Man Without Qualities

Monday, March 03, 2003

A Striking Admission

The New York Times admits today:

The Bush administration proved over the weekend that it can plan for war against Iraq and fight international terrorism at the same time.

Of course, the Times has been denying this very fact for many months. One might hope that having just admitted being so spectacularly in error for so long, the Times would show a little modesty, perhaps a hint that they might not really have what it takes to second guess the Administration on this topic. But, no. The editorial goes right on to reprise another of the Times' Looney Tunes:

President Bush may be able to win a military victory against Saddam Hussein without broad international support, but he won't be able to rebuild Iraq, much less change the political and economic dynamics of the Islamic world, without a great deal of foreign assistance.

Perhaps the Times might want to keep in mind that the very persistence of Saddam Hussein as ruler of Iraq demonstrates that once one controls a country with the world's second largest proven oil reserves, the "international community" is very flexible and forgiving in providing "broad international support." A new government of Iraq - almost any new government of Iraq - will have more legitimacy than Mr. Hussein. And that new government will - surprise - be thanking the United States for putting it in power and forgiving the United States for any acts which the "international community" views as a transgression. How is the "international community" supposed to resist all that - and the political, factual and economic realities behind it? Is the EU going to boycott Iraqi oil?

And it is hard to think of anything that will "change the political and economic dynamics of the Islamic world" more effectively than the utter and complete destruction of the power of a person who so personifies the current political and economic dynamics of the Islamic world even where he received "a great deal of foreign assistance."

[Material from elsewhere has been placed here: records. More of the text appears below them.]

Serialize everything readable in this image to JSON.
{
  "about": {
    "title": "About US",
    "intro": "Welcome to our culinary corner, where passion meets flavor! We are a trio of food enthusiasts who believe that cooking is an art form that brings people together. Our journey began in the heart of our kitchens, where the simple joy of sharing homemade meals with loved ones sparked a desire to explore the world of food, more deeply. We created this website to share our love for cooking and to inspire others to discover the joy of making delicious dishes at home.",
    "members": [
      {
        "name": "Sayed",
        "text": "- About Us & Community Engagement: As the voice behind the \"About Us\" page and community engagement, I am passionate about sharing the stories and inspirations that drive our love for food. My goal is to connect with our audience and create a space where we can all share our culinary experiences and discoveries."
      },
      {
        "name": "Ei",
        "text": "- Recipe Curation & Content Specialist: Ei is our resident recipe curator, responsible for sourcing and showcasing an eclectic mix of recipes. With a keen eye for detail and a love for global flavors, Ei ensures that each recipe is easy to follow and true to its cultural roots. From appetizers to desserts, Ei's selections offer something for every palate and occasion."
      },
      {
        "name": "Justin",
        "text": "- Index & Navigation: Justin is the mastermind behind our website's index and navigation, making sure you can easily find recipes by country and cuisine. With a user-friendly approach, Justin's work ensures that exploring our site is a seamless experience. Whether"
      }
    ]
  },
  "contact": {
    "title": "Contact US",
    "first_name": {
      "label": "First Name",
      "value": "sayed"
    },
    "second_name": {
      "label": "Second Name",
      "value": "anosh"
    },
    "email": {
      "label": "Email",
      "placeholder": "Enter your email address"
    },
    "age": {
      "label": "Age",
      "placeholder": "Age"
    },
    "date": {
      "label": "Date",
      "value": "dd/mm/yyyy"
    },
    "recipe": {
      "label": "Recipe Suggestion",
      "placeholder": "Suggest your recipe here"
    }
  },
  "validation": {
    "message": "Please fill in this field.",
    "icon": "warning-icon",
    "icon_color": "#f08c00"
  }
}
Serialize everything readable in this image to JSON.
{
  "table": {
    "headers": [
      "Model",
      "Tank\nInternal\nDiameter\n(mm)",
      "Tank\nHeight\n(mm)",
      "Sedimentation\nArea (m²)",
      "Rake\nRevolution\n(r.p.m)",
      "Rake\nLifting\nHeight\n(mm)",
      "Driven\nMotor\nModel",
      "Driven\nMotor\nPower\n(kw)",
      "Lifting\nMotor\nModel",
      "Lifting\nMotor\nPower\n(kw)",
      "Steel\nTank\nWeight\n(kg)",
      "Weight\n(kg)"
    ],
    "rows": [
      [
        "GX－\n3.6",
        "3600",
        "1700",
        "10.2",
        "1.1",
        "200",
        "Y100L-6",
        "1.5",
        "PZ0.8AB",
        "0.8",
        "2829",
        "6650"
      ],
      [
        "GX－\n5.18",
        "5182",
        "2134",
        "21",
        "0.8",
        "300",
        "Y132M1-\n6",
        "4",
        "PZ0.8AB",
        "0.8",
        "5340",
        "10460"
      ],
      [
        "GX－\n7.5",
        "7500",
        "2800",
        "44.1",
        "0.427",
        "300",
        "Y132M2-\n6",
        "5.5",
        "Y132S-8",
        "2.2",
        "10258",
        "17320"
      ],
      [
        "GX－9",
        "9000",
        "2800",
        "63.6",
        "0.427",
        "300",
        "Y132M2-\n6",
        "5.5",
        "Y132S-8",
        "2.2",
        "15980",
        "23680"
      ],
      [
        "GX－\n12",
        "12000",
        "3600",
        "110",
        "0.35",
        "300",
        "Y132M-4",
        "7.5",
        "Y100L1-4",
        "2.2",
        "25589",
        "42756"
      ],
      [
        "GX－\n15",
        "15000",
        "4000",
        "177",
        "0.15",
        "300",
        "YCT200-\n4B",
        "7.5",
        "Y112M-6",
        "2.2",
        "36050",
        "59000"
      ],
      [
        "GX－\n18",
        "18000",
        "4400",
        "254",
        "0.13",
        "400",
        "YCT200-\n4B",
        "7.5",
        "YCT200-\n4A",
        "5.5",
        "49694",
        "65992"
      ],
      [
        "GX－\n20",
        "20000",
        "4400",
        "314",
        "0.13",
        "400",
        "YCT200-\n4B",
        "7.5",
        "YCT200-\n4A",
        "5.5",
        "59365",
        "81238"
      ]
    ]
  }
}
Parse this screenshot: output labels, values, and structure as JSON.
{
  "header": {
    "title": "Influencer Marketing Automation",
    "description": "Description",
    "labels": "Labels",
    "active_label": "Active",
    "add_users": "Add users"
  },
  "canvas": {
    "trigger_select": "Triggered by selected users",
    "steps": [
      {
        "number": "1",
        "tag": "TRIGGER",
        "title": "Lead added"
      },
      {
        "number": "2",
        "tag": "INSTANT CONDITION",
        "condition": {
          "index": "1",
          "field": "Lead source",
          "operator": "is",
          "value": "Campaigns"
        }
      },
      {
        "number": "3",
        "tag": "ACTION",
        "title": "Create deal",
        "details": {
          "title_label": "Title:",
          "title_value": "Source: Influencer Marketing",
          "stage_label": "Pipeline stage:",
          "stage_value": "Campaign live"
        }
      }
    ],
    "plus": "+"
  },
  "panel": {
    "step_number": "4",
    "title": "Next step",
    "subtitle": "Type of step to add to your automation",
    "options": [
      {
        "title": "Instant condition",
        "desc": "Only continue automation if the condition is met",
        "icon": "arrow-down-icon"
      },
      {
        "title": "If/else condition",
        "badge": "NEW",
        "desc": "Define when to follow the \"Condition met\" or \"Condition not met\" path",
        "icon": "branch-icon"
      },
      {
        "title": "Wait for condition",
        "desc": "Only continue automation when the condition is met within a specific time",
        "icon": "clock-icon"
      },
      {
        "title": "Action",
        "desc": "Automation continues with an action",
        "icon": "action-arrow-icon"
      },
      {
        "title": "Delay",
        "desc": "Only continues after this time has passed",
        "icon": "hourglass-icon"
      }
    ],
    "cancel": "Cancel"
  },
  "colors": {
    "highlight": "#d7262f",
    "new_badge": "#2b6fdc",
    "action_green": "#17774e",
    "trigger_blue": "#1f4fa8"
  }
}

Having begun its editorial so well, the Times' apparently complete absence of personal insight sadly brings it to a ringing affirmation of its own dimwittedness:

We believe more time is warranted to determine whether Iraq's dismantlement of missiles is a signal that Mr. Hussein is reconsidering his stubborn defiance of the United Nations and to see if a solution short of war is still possible.

Just what will it take to make the Times wake up and grow up and smarten up?